HLA genes contain the blueprints for proteins that sit on the surfaces of all cells in the body. These proteins provide a molecular identification badge that lets the immune system distinguish "self"from "non-self."This is the basis for the body's ability to react to and destroy foreign cells, such as pathogenic bacteria and viruses or incompatible transplanted tissues.
HLA proteins work by latching on to pieces of a virus or other foreign tissue and displaying the bits to the immune system to trigger a protective response. Presumably, different variants of HLA molecules display foreign matter in different ways, eliciting stronger or weaker immune responses in their hosts.

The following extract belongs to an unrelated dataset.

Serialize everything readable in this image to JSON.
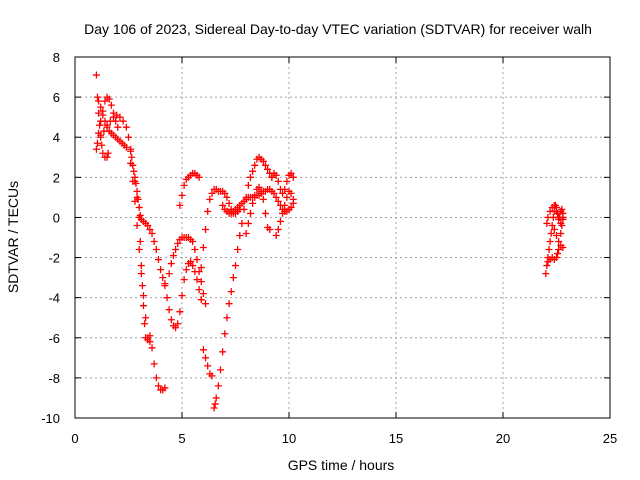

"Because of the Immunogenetics Lab, we could conduct high-resolution HLA typing," Madeleine said. "Use of this technology, in conjunction with the large number of subjects available for analysis, thanks to the extensive HPV research effort at the center, let us determine that certain HLA variants may substantially affect susceptibility."
Specifically, researchers identified variants or combinations of variants (called haplotypes) that were associated with two-and-a-half times higher cancer risk, as well as other variants that appear to cut a woman's cancer risk by more than a third.
Madeleine said that the findings could have clinical applications, particularly for vaccine development.
"A vaccine to prevent HPV infection is almost up and running, and our research won't impact that," she said. "But a therapeutic vaccine is being developed for women already infected with the virus, and HLA type may be an important factor for creating an effective therapeutic vaccine."
The group has already begun the next phase of the project, part of which is to examine a different subset of HLA genes known as Class I genes.
In addition, Madeleine said, future studies of HLA genes and cervical cancer will compare the risk of cancer associated with the two major cancer-causing HPV types (HPV16 and HPV18) and specific HLA variants or variant combinations.
Who wrote the HPV study?
Besides Dr. Margaret Madeleine, study co-authors included Kara Cushing-Haugen and Dr. Babette Brumback, biostatisticians at the center and the University of Washington, respectively; Drs. Stephen Schwartz and Janet Daling, epidemiologists in PHS; Dr. Lee Nelson, Clinical Research Division; Anajane Smith, manager of the Alliance Immunogenetics lab; and Katherine Shera and Drs. Peggy Porter, James McDougall and Denise Galloway of Human Biology and PHS.
Galloway leads the HLA study as part of her work to understand the viral and immune-system factors associated with HPV-related cancers.